= Back-up beeper =

Audible alarm when a vehicle is reversing

A back up beeper warns of a garbage truck backing up as it works its way around a cul-de-sac.

A white-noise back-up beeper provides a less disruptive alert than the original pure-tone alert.

A back-up beeper, also known as back-up alarm, reverse alarm, or vehicle motion alarm, is a device intended to warn passers-by of a vehicle moving in reverse. Some models produce pure tone beeps at about 1000 Hz and 97-112 decibels.

Matsusaburo Yamaguchi of Yamaguchi Electric Company, Japan, invented the back-up beeper which was first manufactured as model BA1 in 1963.

In the U.S., the back-up beeper was first manufactured by Ed Peterson who sold the system to Boise engineering firm Morrison Knudsen in 1967. As of 1999, the company marketed the Bac-A-Larm and sold about one million of the backup alarms annually, more than other suppliers.

ISO 6165 describes "audible travel alarms", and ISO 9533 describes how to measure the performance of the alarms.

== Criticism ==

Blackbird imitating the reverse signal of a local garbage truck

Back-up beepers have been criticized by the public and in scientific literature. Beepers are at or near the top of lists of complaints to government road builders about road construction noise.
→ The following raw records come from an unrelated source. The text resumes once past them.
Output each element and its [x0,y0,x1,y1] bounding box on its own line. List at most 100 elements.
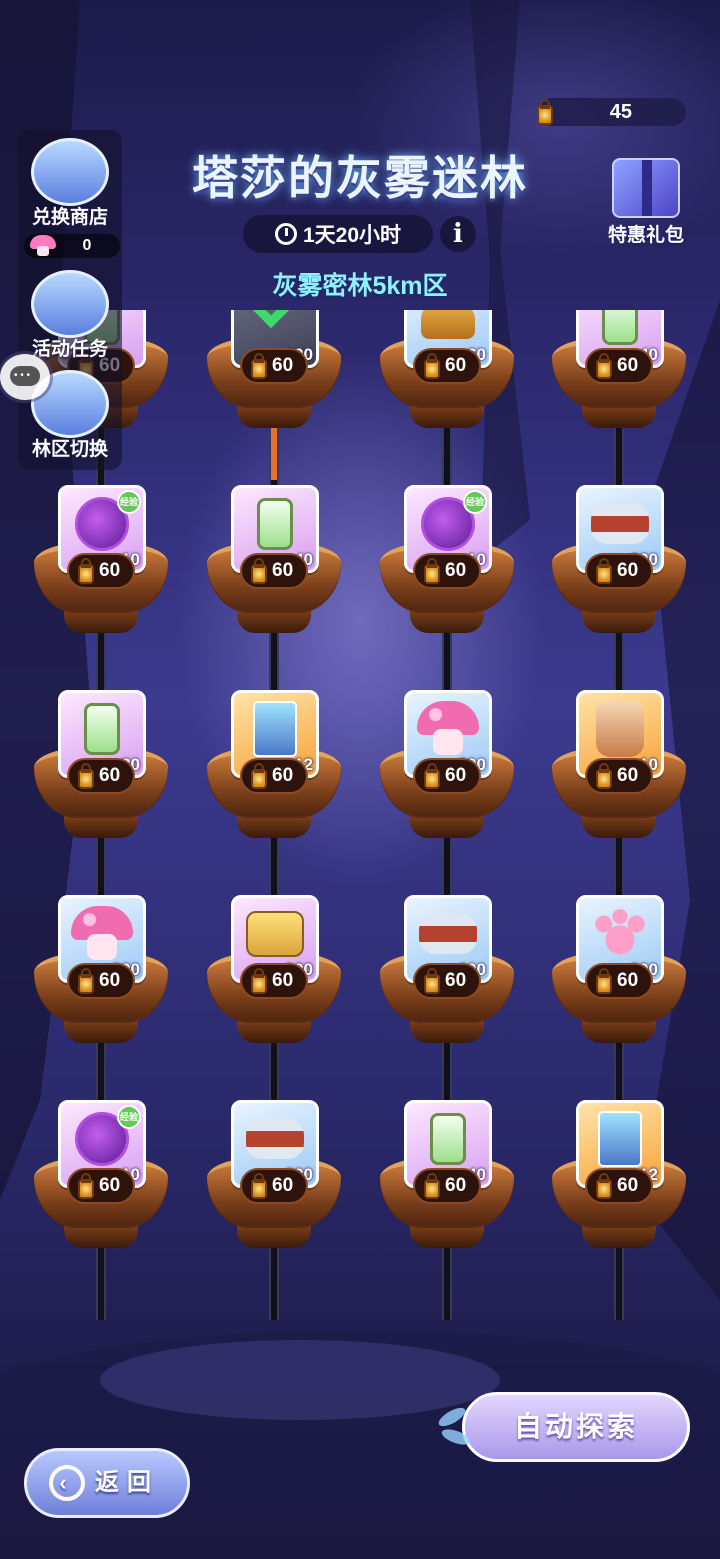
lantern-icon [593,353,612,379]
reward-node[interactable]: 60060 [552,485,686,655]
lantern-icon [75,1173,94,1199]
cost-value: 60 [272,765,294,786]
reward-node[interactable]: 30060 [207,310,341,450]
reward-node[interactable]: 经验1060 [34,1100,168,1270]
gift-pack-button[interactable]: 特惠礼包 [600,148,692,248]
explore-cost: 60 [413,348,481,384]
event-timer: 1天20小时 [243,215,433,253]
reward-node[interactable]: 6060 [380,310,514,450]
shop-token-count: 0 [24,234,120,258]
pedestal-base [410,816,484,838]
reward-node[interactable]: 4060 [207,485,341,655]
explore-cost: 60 [67,758,135,794]
explore-cost: 60 [585,963,653,999]
pedestal-base [64,611,138,633]
reward-node[interactable]: 经验1060 [34,485,168,655]
shop-icon [31,138,109,206]
reward-node[interactable]: 30060 [207,895,341,1065]
explore-cost: 60 [585,1168,653,1204]
scarf-icon [246,1119,304,1160]
clock-icon [274,223,297,245]
reward-node[interactable]: 1260 [207,690,341,860]
lantern-icon [248,353,267,379]
reward-node[interactable]: 4060 [380,1100,514,1270]
tasks-button[interactable]: 活动任务 [18,270,122,361]
cost-value: 60 [272,1175,294,1196]
cost-value: 60 [99,1175,121,1196]
lantern-icon [75,968,94,994]
cost-value: 60 [445,355,467,376]
pedestal-base [410,611,484,633]
lantern-icon [421,763,440,789]
explore-cost: 60 [585,758,653,794]
cost-value: 60 [445,765,467,786]
reward-node[interactable]: 60060 [207,1100,341,1270]
back-label: 返回 [95,1469,159,1496]
cost-value: 60 [272,355,294,376]
cost-value: 60 [99,560,121,581]
reward-node[interactable]: 60060 [380,690,514,860]
lantern-icon [593,968,612,994]
cost-value: 60 [617,970,639,991]
potion-bottle-icon [602,310,638,346]
timer-text: 1天20小时 [302,224,402,247]
lantern-icon [248,558,267,584]
exp-badge: 经验 [117,1105,141,1129]
checkmark-icon [249,310,303,329]
pedestal-base [582,1021,656,1043]
explore-cost: 60 [413,963,481,999]
zone-switch-label: 林区切换 [31,439,108,460]
shop-button[interactable]: 兑换商店 [18,138,122,229]
cost-value: 60 [445,1175,467,1196]
exp-badge: 经验 [463,490,487,514]
currency-value: 45 [609,101,632,123]
page-title: 塔莎的灰雾迷林 [192,152,528,204]
pedestal-base [64,816,138,838]
info-icon[interactable]: i [440,216,476,252]
reward-node[interactable]: 1060 [552,690,686,860]
explore-cost: 60 [67,1168,135,1204]
exp-badge: 经验 [117,490,141,514]
reward-node[interactable]: 4060 [552,310,686,450]
pedestal-base [237,406,311,428]
reward-node[interactable]: 60060 [380,895,514,1065]
reward-node[interactable]: 60060 [34,895,168,1065]
lantern-icon [75,763,94,789]
back-button[interactable]: ‹ 返回 [24,1448,190,1518]
lantern-icon [75,558,94,584]
zone-label: 灰雾密林5km区 [272,272,448,300]
explore-cost: 60 [585,553,653,589]
potion-bottle-icon [84,703,120,756]
pedestal-base [582,406,656,428]
potion-bottle-icon [430,1113,466,1166]
mushroom-token-icon [30,235,56,257]
gift-pack-label: 特惠礼包 [607,225,684,246]
mushroom-icon [417,701,479,757]
seed-bag-icon [596,701,644,758]
mushroom-icon [71,906,133,962]
chat-bubble-icon[interactable] [0,354,50,400]
lantern-icon [421,968,440,994]
auto-explore-button[interactable]: 自动探索 [436,1392,690,1462]
shop-label: 兑换商店 [31,207,108,228]
explore-cost: 60 [240,553,308,589]
pedestal-base [64,1021,138,1043]
reward-node[interactable]: 3060 [34,690,168,860]
reward-node[interactable]: 60060 [552,895,686,1065]
explore-cost: 60 [413,553,481,589]
reward-node[interactable]: 经验1060 [380,485,514,655]
character-card-icon [598,1111,642,1168]
pedestal-base [410,406,484,428]
back-arrow-icon: ‹ [49,1465,85,1501]
cost-value: 60 [272,970,294,991]
explore-cost: 60 [585,348,653,384]
leaf-decoration-icon [439,1426,473,1448]
lantern-icon [534,99,553,125]
shell-icon [421,310,475,340]
scarf-icon [591,504,649,545]
side-menu: 兑换商店 0 活动任务 林区切换 [18,130,122,470]
explore-cost: 60 [240,1168,308,1204]
reward-node[interactable]: 1260 [552,1100,686,1270]
pedestal-base [582,816,656,838]
bread-icon [246,911,304,958]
Beepers cause alarm fatigue by constantly sounding when a risk is not necessarily present to those who can hear it: this cry wolf effect can result in desensitization as people tend to disregard ever-present alarm sounds, diminishing their effectiveness and potentially increasing risk. The typical 1000 Hz pure tone beeps at 97-112 decibels exceed the long-term hearing loss threshold of 70 decibels. The loud beepers can be heard 200 feet or more away, much farther than necessary to alert an individual in danger.

Brains do not adapt to the repetitive and persistent sound of back-up beepers, but have evolved to process natural sounds that dissipate. The sound is perceived as irritating or painful, which breaks concentration.
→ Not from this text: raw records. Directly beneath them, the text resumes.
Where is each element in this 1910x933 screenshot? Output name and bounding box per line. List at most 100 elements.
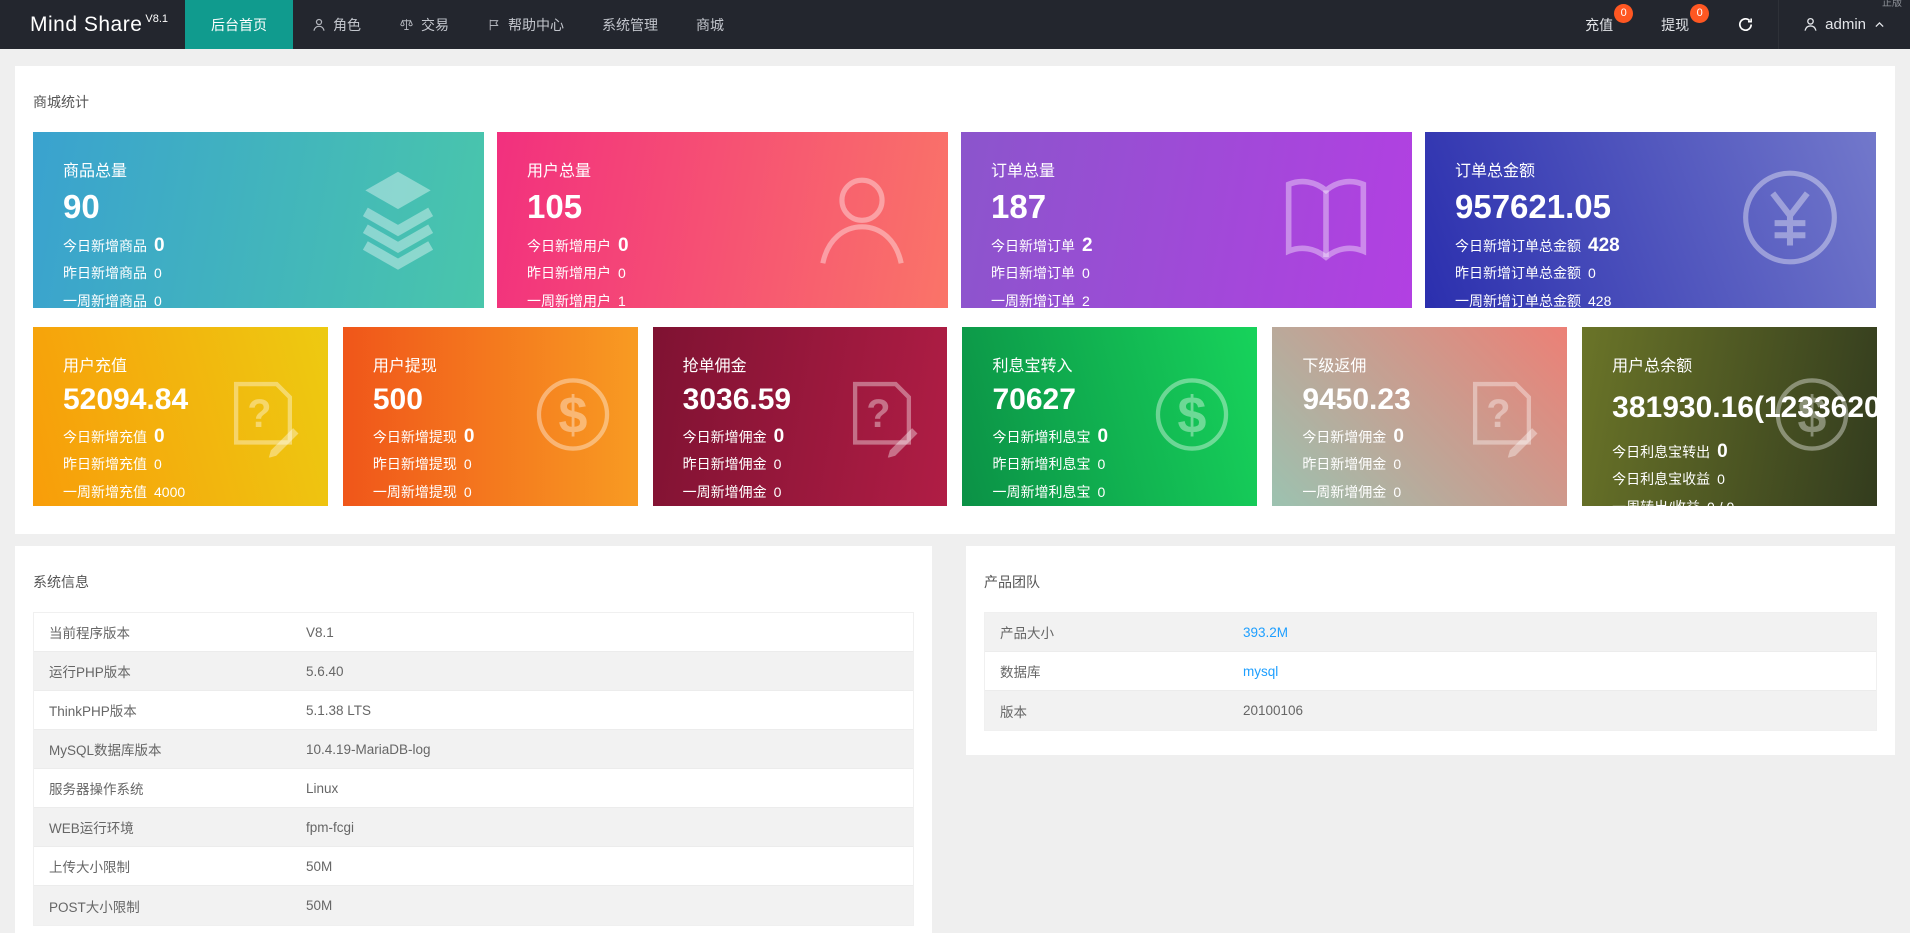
user-icon xyxy=(1803,17,1818,32)
stat-card-primary-0: 商品总量 90 今日新增商品 0 昨日新增商品 0 一周新增商品 0 xyxy=(33,132,484,308)
brand-version: V8.1 xyxy=(145,12,169,25)
row-value: 5.1.38 LTS xyxy=(306,702,372,718)
row-value: fpm-fcgi xyxy=(306,819,355,835)
stat-line-value: 4000 xyxy=(154,484,186,500)
nav-item-4[interactable]: 系统管理 xyxy=(583,0,677,49)
stat-card-title: 用户总余额 xyxy=(1612,358,1693,375)
product-team-panel: 产品团队 产品大小 393.2M 数据库 mysql 版本 20100106 xyxy=(966,546,1895,755)
stat-card-title: 订单总量 xyxy=(991,163,1056,180)
brand-logo[interactable]: Mind Share V8.1 xyxy=(0,0,185,49)
stat-line-value: 2 xyxy=(1082,292,1090,308)
row-label: 当前程序版本 xyxy=(49,626,130,641)
stat-line-label: 今日利息宝转出 xyxy=(1612,444,1711,460)
book-icon xyxy=(1270,162,1382,279)
nav-item-label: 后台首页 xyxy=(211,16,267,33)
stat-card-line-2: 一周新增用户 1 xyxy=(527,291,948,308)
stat-line-label: 一周新增商品 xyxy=(63,292,147,308)
stat-card-line-2: 一周新增佣金 0 xyxy=(683,482,948,502)
svg-text:?: ? xyxy=(867,392,891,436)
stat-line-label: 昨日新增佣金 xyxy=(1302,456,1387,472)
stat-line-value: 0 xyxy=(773,456,782,472)
svg-text:$: $ xyxy=(1178,386,1207,444)
row-value: V8.1 xyxy=(306,624,334,640)
stat-line-label: 一周新增订单总金额 xyxy=(1455,292,1581,308)
stat-line-label: 今日新增提现 xyxy=(372,429,457,445)
stat-card-title: 用户提现 xyxy=(372,358,437,375)
stat-line-value: 0 xyxy=(1717,471,1725,487)
stat-line-label: 昨日新增订单总金额 xyxy=(1455,264,1581,281)
stat-card-secondary-2: 抢单佣金 3036.59 今日新增佣金 0 昨日新增佣金 0 一周新增佣金 0 ? xyxy=(652,327,948,506)
stat-card-title: 抢单佣金 xyxy=(682,358,747,375)
nav-right: 充值 0 提现 0 admin xyxy=(1561,0,1910,49)
row-value[interactable]: mysql xyxy=(1243,664,1278,679)
stat-line-value: 0 xyxy=(1393,426,1404,447)
stat-line-value: 0 / 0 xyxy=(1707,499,1734,506)
svg-text:$: $ xyxy=(1798,386,1827,444)
stat-line-value: 0 xyxy=(154,292,162,308)
stat-line-value: 0 xyxy=(1097,484,1106,500)
nav-item-5[interactable]: 商城 xyxy=(677,0,743,49)
stat-line-label: 今日新增佣金 xyxy=(1302,429,1387,445)
stat-line-value: 0 xyxy=(773,484,782,500)
nav-item-label: 系统管理 xyxy=(602,16,658,33)
stat-line-value: 0 xyxy=(1393,456,1402,472)
stat-line-label: 一周转出/收益 xyxy=(1612,497,1700,506)
row-label: 运行PHP版本 xyxy=(49,665,131,680)
stat-line-value: 0 xyxy=(154,456,162,472)
system-info-panel: 系统信息 当前程序版本 V8.1 运行PHP版本 5.6.40 ThinkPHP版本 5.… xyxy=(15,546,932,933)
row-label: MySQL数据库版本 xyxy=(49,743,162,758)
stat-line-label: 昨日新增利息宝 xyxy=(992,456,1091,472)
stat-card-line-2: 一周新增订单总金额 428 xyxy=(1455,291,1876,308)
withdraw-button[interactable]: 提现 0 xyxy=(1637,0,1713,49)
stat-line-label: 昨日新增订单 xyxy=(991,264,1075,281)
stat-card-title: 用户总量 xyxy=(527,163,592,180)
row-value[interactable]: 393.2M xyxy=(1243,625,1288,640)
table-row: 上传大小限制 50M xyxy=(34,847,913,886)
nav-item-label: 帮助中心 xyxy=(508,16,564,33)
stat-card-line-1: 今日利息宝收益 0 xyxy=(1612,469,1877,489)
stat-line-value: 0 xyxy=(1097,456,1106,472)
dollar-circle-icon: $ xyxy=(1149,371,1235,462)
row-value: 10.4.19-MariaDB-log xyxy=(306,741,431,757)
stat-line-value: 0 xyxy=(1588,264,1596,281)
nav-item-0[interactable]: 后台首页 xyxy=(185,0,293,49)
table-row: 版本 20100106 xyxy=(985,691,1876,730)
stat-line-value: 0 xyxy=(618,234,629,256)
question-doc-icon: ? xyxy=(1459,371,1545,462)
stat-line-value: 0 xyxy=(618,264,626,281)
withdraw-label: 提现 xyxy=(1661,16,1690,33)
stat-line-value: 2 xyxy=(1082,234,1093,256)
nav-item-2[interactable]: 交易 xyxy=(380,0,468,49)
stat-line-value: 428 xyxy=(1588,234,1620,256)
withdraw-badge: 0 xyxy=(1690,4,1710,23)
product-team-table: 产品大小 393.2M 数据库 mysql 版本 20100106 xyxy=(984,612,1877,731)
row-label: WEB运行环境 xyxy=(49,821,134,836)
row-value: 50M xyxy=(306,858,333,874)
stat-line-value: 0 xyxy=(1717,441,1728,462)
table-row: WEB运行环境 fpm-fcgi xyxy=(34,808,913,847)
table-row: POST大小限制 50M xyxy=(34,886,913,925)
table-row: ThinkPHP版本 5.1.38 LTS xyxy=(34,691,913,730)
stat-card-title: 下级返佣 xyxy=(1302,358,1367,375)
stat-line-label: 昨日新增提现 xyxy=(372,456,457,472)
stat-line-label: 一周新增充值 xyxy=(63,484,147,500)
stat-line-value: 0 xyxy=(463,426,475,447)
stat-line-label: 昨日新增商品 xyxy=(63,264,147,281)
recharge-button[interactable]: 充值 0 xyxy=(1561,0,1637,49)
mall-stats-panel: 商城统计 商品总量 90 今日新增商品 0 昨日新增商品 0 一周新增商品 0 用户总量 105… xyxy=(15,66,1895,534)
main-content: 商城统计 商品总量 90 今日新增商品 0 昨日新增商品 0 一周新增商品 0 用户总量 105… xyxy=(0,49,1910,933)
nav-item-3[interactable]: 帮助中心 xyxy=(468,0,583,49)
nav-item-label: 角色 xyxy=(333,16,361,33)
system-info-title: 系统信息 xyxy=(33,574,89,590)
row-label: 数据库 xyxy=(1000,665,1041,680)
table-row: 产品大小 393.2M xyxy=(985,613,1876,652)
stat-line-value: 1 xyxy=(618,292,626,308)
stat-card-secondary-5: 用户总余额381930.16(1233620.32)今日利息宝转出0今日利息宝收… xyxy=(1582,327,1877,506)
stat-line-label: 一周新增提现 xyxy=(372,484,457,500)
refresh-button[interactable] xyxy=(1713,0,1778,49)
nav-item-1[interactable]: 角色 xyxy=(293,0,380,49)
stat-line-label: 今日新增用户 xyxy=(527,237,611,254)
flag-icon xyxy=(487,18,501,32)
stat-line-label: 一周新增利息宝 xyxy=(992,484,1091,500)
In some countries, back-up warning systems using blasts of white noise have become more common. White noise is more audible than monotone beeping over background noise, and one can more easily ascertain the distance and direction of the sound.
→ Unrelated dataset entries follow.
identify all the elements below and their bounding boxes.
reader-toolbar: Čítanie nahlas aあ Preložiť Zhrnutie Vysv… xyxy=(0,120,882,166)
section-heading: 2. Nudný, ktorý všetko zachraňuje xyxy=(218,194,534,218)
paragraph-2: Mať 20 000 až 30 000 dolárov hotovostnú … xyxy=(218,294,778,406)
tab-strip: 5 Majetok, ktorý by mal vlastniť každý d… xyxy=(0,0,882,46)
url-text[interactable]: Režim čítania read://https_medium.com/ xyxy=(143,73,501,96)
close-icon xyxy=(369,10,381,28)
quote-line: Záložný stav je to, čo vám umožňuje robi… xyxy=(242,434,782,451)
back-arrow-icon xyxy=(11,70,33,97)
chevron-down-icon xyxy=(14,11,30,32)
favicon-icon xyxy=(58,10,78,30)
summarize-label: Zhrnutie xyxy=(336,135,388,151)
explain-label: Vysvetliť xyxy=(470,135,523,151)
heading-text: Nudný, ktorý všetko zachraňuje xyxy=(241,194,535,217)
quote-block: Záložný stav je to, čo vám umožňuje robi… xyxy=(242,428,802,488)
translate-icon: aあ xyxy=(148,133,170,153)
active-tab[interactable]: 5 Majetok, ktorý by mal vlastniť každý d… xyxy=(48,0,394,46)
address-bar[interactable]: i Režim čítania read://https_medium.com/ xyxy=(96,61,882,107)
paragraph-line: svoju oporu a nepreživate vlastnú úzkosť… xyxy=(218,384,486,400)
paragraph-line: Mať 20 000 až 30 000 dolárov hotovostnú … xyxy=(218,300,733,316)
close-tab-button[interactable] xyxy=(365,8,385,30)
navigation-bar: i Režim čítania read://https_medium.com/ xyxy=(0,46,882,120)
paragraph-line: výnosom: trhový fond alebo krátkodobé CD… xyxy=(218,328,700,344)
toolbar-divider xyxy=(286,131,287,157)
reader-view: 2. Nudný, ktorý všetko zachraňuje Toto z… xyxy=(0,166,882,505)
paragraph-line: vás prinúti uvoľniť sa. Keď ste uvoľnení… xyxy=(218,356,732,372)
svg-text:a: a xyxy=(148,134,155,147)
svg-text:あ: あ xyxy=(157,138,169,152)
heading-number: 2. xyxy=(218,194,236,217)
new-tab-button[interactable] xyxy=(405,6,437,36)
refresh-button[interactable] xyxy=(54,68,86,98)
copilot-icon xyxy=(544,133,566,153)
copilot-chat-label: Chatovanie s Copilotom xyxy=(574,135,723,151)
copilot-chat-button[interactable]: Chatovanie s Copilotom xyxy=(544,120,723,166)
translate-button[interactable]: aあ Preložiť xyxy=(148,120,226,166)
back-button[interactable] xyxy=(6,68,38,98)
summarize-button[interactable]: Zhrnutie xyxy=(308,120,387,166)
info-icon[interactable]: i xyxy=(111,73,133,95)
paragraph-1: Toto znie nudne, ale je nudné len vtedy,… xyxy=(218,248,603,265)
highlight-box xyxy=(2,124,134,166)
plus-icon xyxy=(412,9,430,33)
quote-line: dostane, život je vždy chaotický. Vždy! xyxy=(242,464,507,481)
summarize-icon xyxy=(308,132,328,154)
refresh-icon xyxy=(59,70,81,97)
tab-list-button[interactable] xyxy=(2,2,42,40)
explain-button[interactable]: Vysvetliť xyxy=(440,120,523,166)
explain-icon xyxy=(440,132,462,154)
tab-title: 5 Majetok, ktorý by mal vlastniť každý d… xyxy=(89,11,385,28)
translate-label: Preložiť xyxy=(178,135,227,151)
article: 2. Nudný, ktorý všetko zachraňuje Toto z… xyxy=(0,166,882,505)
== Regulations in the United States ==

Back-up beepers or an observer are required by OSHA for earth-moving vehicles with an obstructed view to the rear and no one on the ground to help guide the driver. OSHA regulation 29 CFR Part 1926.601(b)(4) requires "a reverse signal alarm audible above surrounding noise level", but only when the motor vehicle has "an obstructed view to the rear". The determination of the noise level is left to the employer.

NHTSA requires electric vehicle warning sounds to alert pedestrians in electric and hybrid vehicles manufactured after 2018, for both forward and reverse travel at low speeds.